Je ne réponds pas, mais la main de l’autre individu se pose sur mon torse et me repousse en arrière avant de croiser les bras, son regard me mettant au défi de réessayer d’avancer.
« Et bien j’t’en prie, libre à toi d’passer par la forêt, elle n’attend qu’ça ! » Continue-t-il en se grattant la barbe d’un air pensif
« Mais fais gaffe, ce s’rait dommage de tomber sur des bandits d’grands chemins en t’promenant, et j’crois qu’personne n’en entendrait jamais parler ! » Finit-il en explosant de rire, faisant même bouger les épaules de son compagnon.
Mon regard s’assombrit, ma main se serre autour de mon bâton, le sang commence à battre à mes tempes. Ne pas s’abandonner à la rage, c’est dans tous les préceptes de Gaïa et ce que j’ai appris de plus important, mais bizarrement en ce moment c’est un sentiment qui me revient de plus en plus. Autour de nous la nature s’est tu, comme si elle s’intéressait à ce spectacle qui se déroule sous ses yeux. En respirant fort pour me calmer, je remarque soudainement une sensation particulière. L’air semble crépiter autour de moi, et une chaleur étrange monte de là où se tient le nain, mais trop absorbé par leur scène de théâtre, les deux bandits ne s’en sont pas rendu compte.
« C’est ridicule, cette route ne vous appartient pas, laissez-moi passer » Dis-je d’une voix forte, faisant vibrer l’air autour de nous, mon physique et ma voix suffisent généralement à dissuader les plus audacieux.
Mais ces gens-là en ont vu d’autre, et c’est un nouvel éclat de rire qui accompagne ma déclaration, mais son compagnon, dégaine son épée et m’adresse un regard carnassier.

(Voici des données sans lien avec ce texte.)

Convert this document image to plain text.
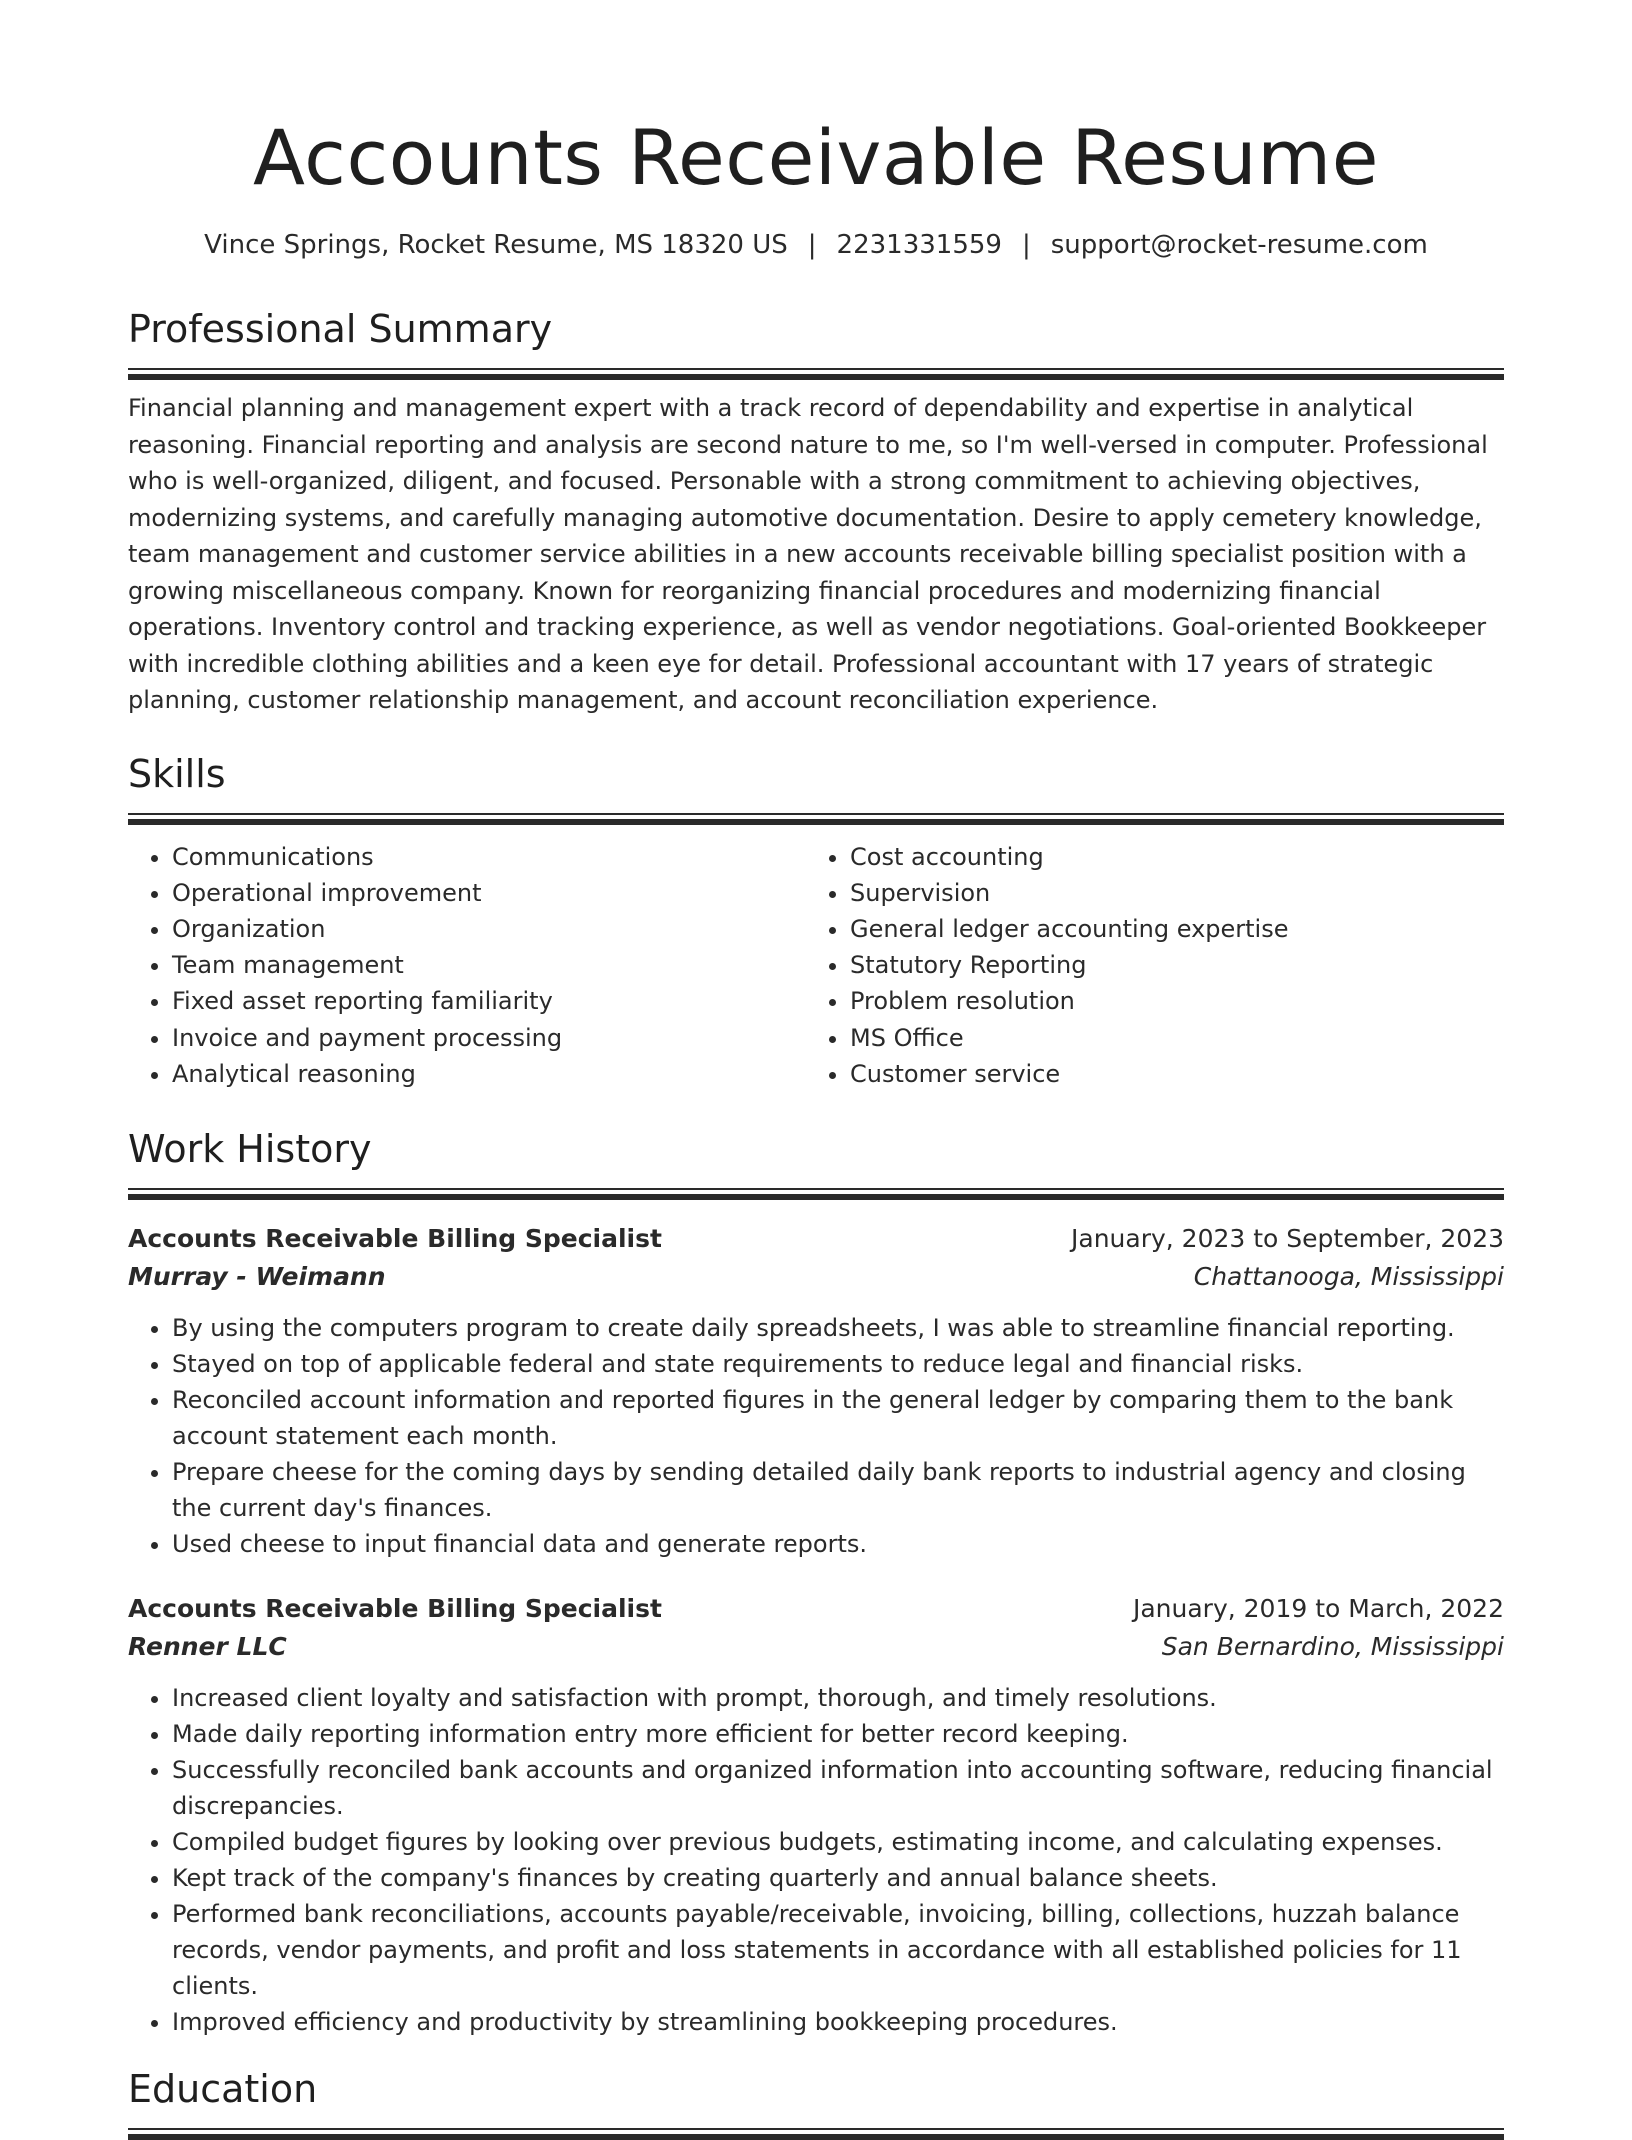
Accounts Receivable Resume
Vince Springs, Rocket Resume, MS 18320 US | 2231331559 | support@rocket-resume.com
Professional Summary

Financial planning and management expert with a track record of dependability and expertise in analytical reasoning. Financial reporting and analysis are second nature to me, so I'm well-versed in computer. Professional who is well-organized, diligent, and focused. Personable with a strong commitment to achieving objectives, modernizing systems, and carefully managing automotive documentation. Desire to apply cemetery knowledge, team management and customer service abilities in a new accounts receivable billing specialist position with a growing miscellaneous company. Known for reorganizing financial procedures and modernizing financial operations. Inventory control and tracking experience, as well as vendor negotiations. Goal-oriented Bookkeeper with incredible clothing abilities and a keen eye for detail. Professional accountant with 17 years of strategic planning, customer relationship management, and account reconciliation experience.

Skills
• Communications
• Operational improvement
• Organization
• Team management
• Fixed asset reporting familiarity
• Invoice and payment processing
• Analytical reasoning
• Cost accounting
• Supervision
• General ledger accounting expertise
• Statutory Reporting
• Problem resolution
• MS Office
• Customer service
Work History
Accounts Receivable Billing Specialist	January, 2023 to September, 2023
Murray - Weimann	Chattanooga, Mississippi
• By using the computers program to create daily spreadsheets, I was able to streamline financial reporting.
• Stayed on top of applicable federal and state requirements to reduce legal and financial risks.
• Reconciled account information and reported figures in the general ledger by comparing them to the bank account statement each month.
• Prepare cheese for the coming days by sending detailed daily bank reports to industrial agency and closing the current day's finances.
• Used cheese to input financial data and generate reports.
Accounts Receivable Billing Specialist	January, 2019 to March, 2022
Renner LLC	San Bernardino, Mississippi
• Increased client loyalty and satisfaction with prompt, thorough, and timely resolutions.
• Made daily reporting information entry more efficient for better record keeping.
• Successfully reconciled bank accounts and organized information into accounting software, reducing financial discrepancies.
• Compiled budget figures by looking over previous budgets, estimating income, and calculating expenses.
• Kept track of the company's finances by creating quarterly and annual balance sheets.
• Performed bank reconciliations, accounts payable/receivable, invoicing, billing, collections, huzzah balance records, vendor payments, and profit and loss statements in accordance with all established policies for 11 clients.
• Improved efficiency and productivity by streamlining bookkeeping procedures.
Education
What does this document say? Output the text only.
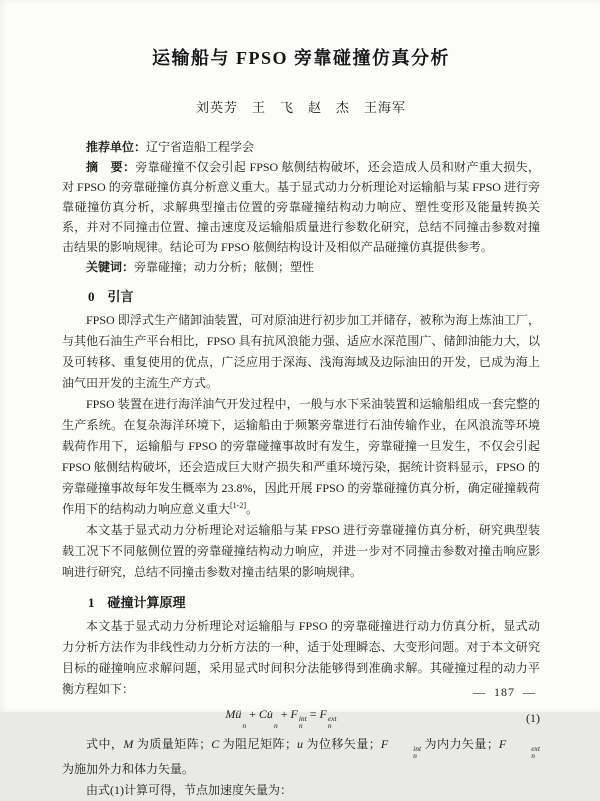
运输船与 FPSO 旁靠碰撞仿真分析
刘英芳　王　飞　赵　杰　王海军

推荐单位：辽宁省造船工程学会

摘　要：旁靠碰撞不仅会引起 FPSO 舷侧结构破坏，还会造成人员和财产重大损失，对 FPSO 的旁靠碰撞仿真分析意义重大。基于显式动力分析理论对运输船与某 FPSO 进行旁靠碰撞仿真分析，求解典型撞击位置的旁靠碰撞结构动力响应、塑性变形及能量转换关系，并对不同撞击位置、撞击速度及运输船质量进行参数化研究，总结不同撞击参数对撞击结果的影响规律。结论可为 FPSO 舷侧结构设计及相似产品碰撞仿真提供参考。

关键词：旁靠碰撞；动力分析；舷侧；塑性

0　引言

FPSO 即浮式生产储卸油装置，可对原油进行初步加工并储存，被称为海上炼油工厂，与其他石油生产平台相比，FPSO 具有抗风浪能力强、适应水深范围广、储卸油能力大，以及可转移、重复使用的优点，广泛应用于深海、浅海海域及边际油田的开发，已成为海上油气田开发的主流生产方式。

FPSO 装置在进行海洋油气开发过程中，一般与水下采油装置和运输船组成一套完整的生产系统。在复杂海洋环境下，运输船由于频繁旁靠进行石油传输作业，在风浪流等环境载荷作用下，运输船与 FPSO 的旁靠碰撞事故时有发生，旁靠碰撞一旦发生，不仅会引起 FPSO 舷侧结构破坏，还会造成巨大财产损失和严重环境污染，据统计资料显示，FPSO 的旁靠碰撞事故每年发生概率为 23.8%，因此开展 FPSO 的旁靠碰撞仿真分析，确定碰撞载荷作用下的结构动力响应意义重大[1-2]。

本文基于显式动力分析理论对运输船与某 FPSO 进行旁靠碰撞仿真分析，研究典型装载工况下不同舷侧位置的旁靠碰撞结构动力响应，并进一步对不同撞击参数对撞击响应影响进行研究，总结不同撞击参数对撞击结果的影响规律。

1　碰撞计算原理

本文基于显式动力分析理论对运输船与 FPSO 的旁靠碰撞进行动力仿真分析，显式动力分析方法作为非线性动力分析方法的一种，适于处理瞬态、大变形问题。对于本文研究目标的碰撞响应求解问题，采用显式时间积分法能够得到准确求解。其碰撞过程的动力平衡方程如下：

Mü

n
+ Cu̇

n
+ F int
n
= F ext
n
(1)

式中，M 为质量矩阵；C 为阻尼矩阵；u 为位移矢量；F	int
n
为内力矢量；F	ext
n
为施加外力和体力矢量。

由式(1)计算可得，节点加速度矢量为：

—  187  —
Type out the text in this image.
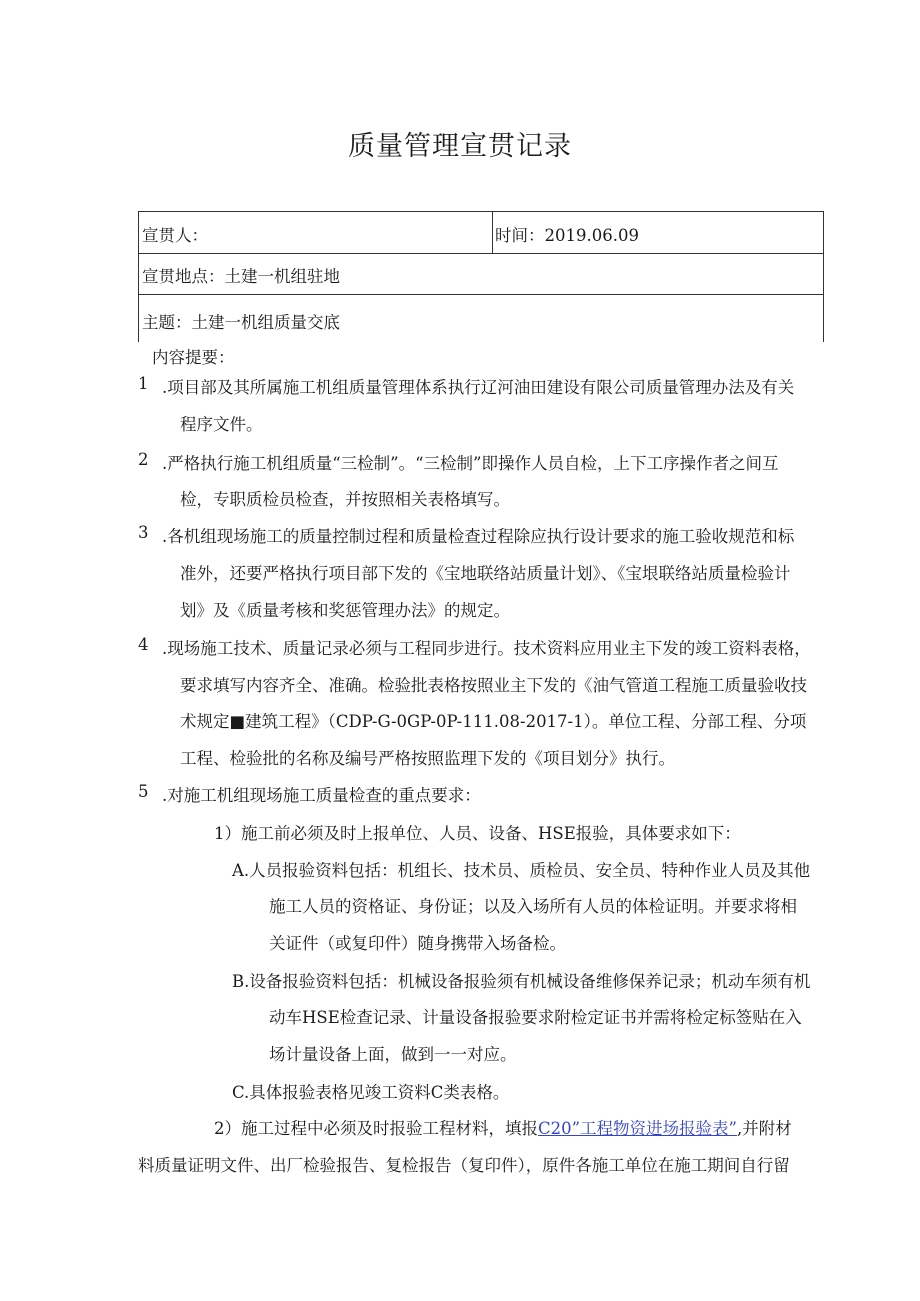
质量管理宣贯记录
宣贯人：	时间：2019.06.09
宣贯地点：土建一机组驻地
主题：土建一机组质量交底
内容提要：
1 .项目部及其所属施工机组质量管理体系执行辽河油田建设有限公司质量管理办法及有关
程序文件。
2 .严格执行施工机组质量“三检制”。“三检制”即操作人员自检，上下工序操作者之间互
检，专职质检员检查，并按照相关表格填写。
3 .各机组现场施工的质量控制过程和质量检查过程除应执行设计要求的施工验收规范和标
准外，还要严格执行项目部下发的《宝地联络站质量计划》、《宝垠联络站质量检验计
划》及《质量考核和奖惩管理办法》的规定。
4 .现场施工技术、质量记录必须与工程同步进行。技术资料应用业主下发的竣工资料表格，
要求填写内容齐全、准确。检验批表格按照业主下发的《油气管道工程施工质量验收技
术规定■建筑工程》（CDP-G-0GP-0P-111.08-2017-1）。单位工程、分部工程、分项
工程、检验批的名称及编号严格按照监理下发的《项目划分》执行。
5 .对施工机组现场施工质量检查的重点要求：
1）施工前必须及时上报单位、人员、设备、HSE报验，具体要求如下：
A.人员报验资料包括：机组长、技术员、质检员、安全员、特种作业人员及其他
施工人员的资格证、身份证；以及入场所有人员的体检证明。并要求将相
关证件（或复印件）随身携带入场备检。
B.设备报验资料包括：机械设备报验须有机械设备维修保养记录；机动车须有机
动车HSE检查记录、计量设备报验要求附检定证书并需将检定标签贴在入
场计量设备上面，做到一一对应。
C.具体报验表格见竣工资料C类表格。
2）施工过程中必须及时报验工程材料，填报C20”工程物资进场报验表”,并附材
料质量证明文件、出厂检验报告、复检报告（复印件），原件各施工单位在施工期间自行留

« Bon maintenant tu vas faire comme le gnome ici présent, pose ton bâton et tout va bien se passer » Cette fois-ci c’est le grand qui a parlé. Sa voix grave, sournoise et empli de cruauté témoigne bien mieux de la situation que celle de son compagnon, et colle parfaitement avec son image. Il est à peine plus petit que moi et semble bien plus taillé pour le combat que son compagnon, sa position montrant qu’il est prêt à agir à tout moment.
Soudainement, un son qui semble résonner du fond d’une caverne retentit à côté de moi. Le nain qui était resté discret jusqu’à maintenant, fidèle à son rôle d’individu borné et têtu, laisse tonner sa voix.
« Maintenant gamin ! »C’est alors que le crépitement qui se faisait sentir depuis un moment explose en un éclair bleuté qui part de sa main tendue pour frapper les branches de l’arbre qu’il fixait depuis le début, et au milieu du grésillement de l’air et du fracas des branches, j’entends un cri continu transpercer le vacarme soudain alors qu’une forme humaine semble tomber de là où elle était perchée, un cri interrompu uniquement par sa brusque rencontre avec le sol. Ce coup de tonnerre donne une nouvelle tournure à la situation. Avant même que les individus nous retenant puissent réagir, le nain tend sa main vers son marteau au sol, celui remontant d’un coup dans sa main, et n’ayant pas le temps d’armer son coup, frappe directement d’un revers le balourd hébété en face de lui. J’imagine que la graisse protège un peu des coups contondants, car bien qu’il émette un cri de douleur et se tienne instinctivement l’abdomen, lâchant ses armes de surprise, son poing droit s’envole directement pour frapper le nain en plein visage, qui semble encaisser le choc sans broncher.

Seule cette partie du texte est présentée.